City of New York, et al., Plaintiffs–Respondents, v. 100 West 88 th Street Housing Development Fund Corporation, et al., Defendants–Appellants.
Law Offices of C. Jaye Berger, New York (C. Jaye Berger of counsel), for 100 West 88 th Street Housing Development Fund Corporation, appellant.
Solomon & Bernstein, New York (Gloria Goldenberg of counsel), for 67 West 87 th Street Housing Development Fund Corporation, appellant.
Jonathan Bobrow Altschuler, P.C., New York (Jonathan B. Altschuler of counsel), for 72 West 88 th Street Housing Development Fund Corporation, appellant.
Zachary W. Carter, Corporation Counsel, New York (Melanie T. West of counsel), for City of New York, respondent.
Andrea Shapiro, PLLC, New York (Andrea Shapiro of counsel), for 133 West 89 th Street Housing Development Fund Corporation, 135 West 89 th Street Housing Development Fund Corporation, 63 West 87 th Street Housing Development Fund Corporation, 59 West 87 th Street Housing Development Fund Corporation, 103–109 West 88 th Street Housing Development Fund Corporation and 65 West 87 th Street Housing Development Fund Corporation, respondents.
Order, Supreme Court, New York County (Lynn R. Kotler, J.), entered July 27, 2015, which, insofar as appealed from, granted plaintiffs' motions for summary judgment on the issue of liability for breach of contract and for discovery as to defendant 67 West 87th Street Housing Development Fund Corporation's finances, unanimously modified, on the law, to deny plaintiffs' motions as to liability, and otherwise affirmed, without costs.
The City of New York and six Housing Development Fund Corporations (HDFCs; together, plaintiff HDFCs), each of which owns at least one residential building that was converted from City ownership to cooperative ownership pursuant to Private Housing Finance Law article XI, through the City's Tenant Interim Lease Program, seek to enforce a Replacement Reserve Agreement (the RRA) against defendants, HDFCs whose converted buildings contain commercial rental space. The RRA requires defendants to contribute a portion of their commercial rental income—as much as 80% of that income beginning in the sixth year of the 30–year term of the RRA—to a replacement reserve account for the benefit of all the HDFCs.

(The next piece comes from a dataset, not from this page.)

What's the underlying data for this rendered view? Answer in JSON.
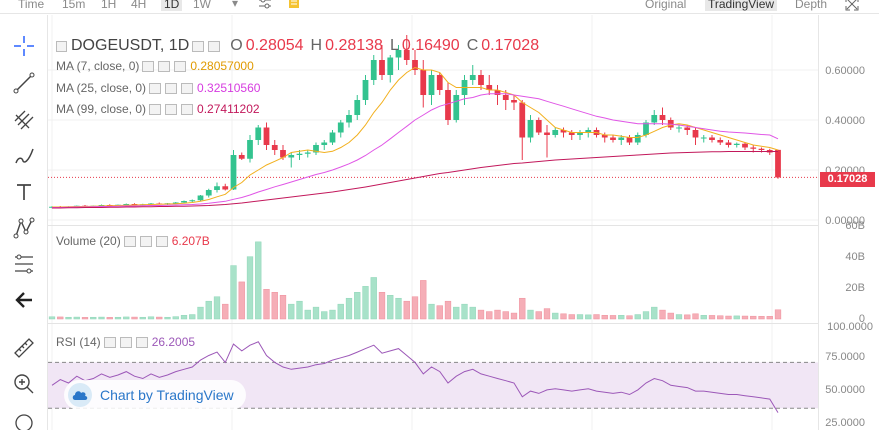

Plaintiff HDFCs, defendants, and another, nonparty, HDFC are residential cooperatives on the Upper West Side that were part of a group of 14 City-owned apartment buildings that were jointly managed and renovated through the City's Department of Housing Preservation and Development's (HPD) Mutual Housing Association and were converted to residential cooperatives between 2003 and 2004. The HDFCs were required by HPD to execute the RRA as a condition of closing on the purchases of their respective buildings.

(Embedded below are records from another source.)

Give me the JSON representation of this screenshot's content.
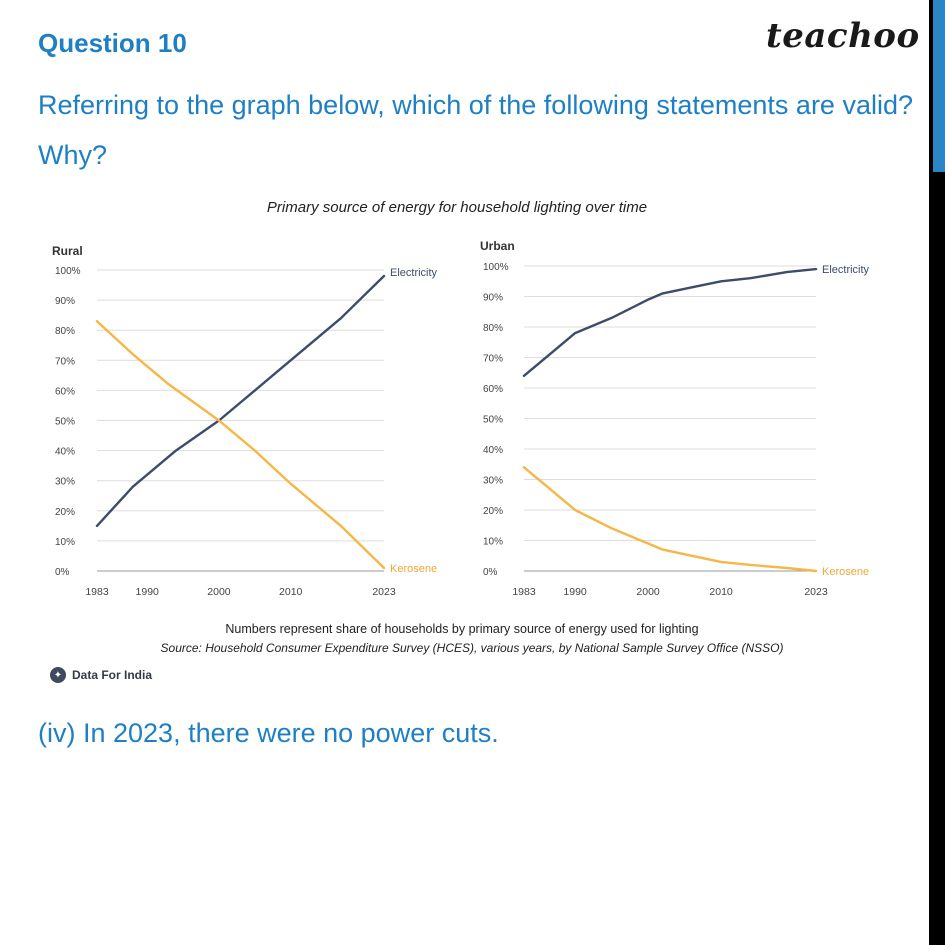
{
  "header": {
    "question_title": "Question 10",
    "brand": "teachoo"
  },
  "question": {
    "text": "Referring to the graph below, which of the following statements are valid? Why?",
    "statement": "(iv) In 2023, there were no power cuts."
  },
  "footer_brand": {
    "label": "Data For India",
    "icon": "data-for-india-logo-icon"
  },
  "colors": {
    "electricity": "#3d4c6b",
    "kerosene": "#f6b648",
    "accent": "#1f7fc4"
  },
  "chart_data": {
    "type": "line",
    "title": "Primary source of energy for household lighting over time",
    "note": "Numbers represent share of households by primary source of energy used for lighting",
    "source": "Source: Household Consumer Expenditure Survey (HCES), various years, by National Sample Survey Office (NSSO)",
    "x_ticks": [
      "1983",
      "1990",
      "2000",
      "2010",
      "2023"
    ],
    "y_ticks": [
      "0%",
      "10%",
      "20%",
      "30%",
      "40%",
      "50%",
      "60%",
      "70%",
      "80%",
      "90%",
      "100%"
    ],
    "xlim": [
      1983,
      2023
    ],
    "ylim": [
      0,
      100
    ],
    "panels": [
      {
        "name": "Rural",
        "series": [
          {
            "name": "Electricity",
            "x": [
              1983,
              1988,
              1994,
              2000,
              2005,
              2010,
              2017,
              2023
            ],
            "values": [
              15,
              28,
              40,
              50,
              60,
              70,
              84,
              98
            ]
          },
          {
            "name": "Kerosene",
            "x": [
              1983,
              1988,
              1993,
              2000,
              2005,
              2010,
              2017,
              2023
            ],
            "values": [
              83,
              72,
              62,
              50,
              40,
              29,
              15,
              1
            ]
          }
        ]
      },
      {
        "name": "Urban",
        "series": [
          {
            "name": "Electricity",
            "x": [
              1983,
              1987,
              1990,
              1995,
              2000,
              2002,
              2006,
              2010,
              2014,
              2019,
              2023
            ],
            "values": [
              64,
              72,
              78,
              83,
              89,
              91,
              93,
              95,
              96,
              98,
              99
            ]
          },
          {
            "name": "Kerosene",
            "x": [
              1983,
              1987,
              1990,
              1995,
              2000,
              2002,
              2006,
              2010,
              2014,
              2019,
              2023
            ],
            "values": [
              34,
              26,
              20,
              14,
              9,
              7,
              5,
              3,
              2,
              1,
              0
            ]
          }
        ]
      }
    ]
  }
}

Summary judgment in plaintiffs' favor on the breach of contract cause of action is precluded by issues of fact. The Subscription Agreement and other conversion materials provided to the tenants did not refer to the RRA. Given the effect that the loss of a substantial portion of their commercial rental income would surely have on defendants' finances, a trier of fact could find that this was a material omission, i.e., that there was “a substantial likelihood that, under all the circumstances, the omitted fact would have assumed actual significance in the deliberations of the reasonable [tenant]” (State of New York v. Rachmani Corp., 71 N.Y.2d 718, 726  [internal quotation marks omitted]; see also 2 Fifth Ave. Tenants Assn. v Abrams, 183 A.D.2d 577 [1st Dept 1992] ).
Defendants' argument that HPD did not have the authority to condition the sales on execution of the RRA, however, is unsupported. General Municipal Law § 695 allows a municipality to dispose of real property, under the Urban Development Action Area Act, where, inter alia, “all ․ essential terms and conditions of such sale ․ [are] included in the notice published by the agency” (id. § 695[b] ). While the RRA may have been a material term to the tenants of the affected buildings, it was not an “essential term[ ] and condition[ ]” that had to be disclosed to obtain municipal approval for the sale (see id. § 694).
Nor does the RRA violate the statutory prohibition against allowing the income of an HDFC to inure to the benefit of others (Private Housing Finance Law § 573[b] ). A portion of defendants' commercial rental income to be paid into a reserve account, in satisfaction of a contractual obligation entered into as a condition of closing, would constitute a corporate expense.
Plaintiffs did not, by their inaction, waive their right to enforce the RRA (see Courtney–Clarke v. Rizzoli Intl. Publs., 251 A.D.2d 13 [1st Dept 1998] ). The motion court providently exercised its discretion in compelling financial disclosure.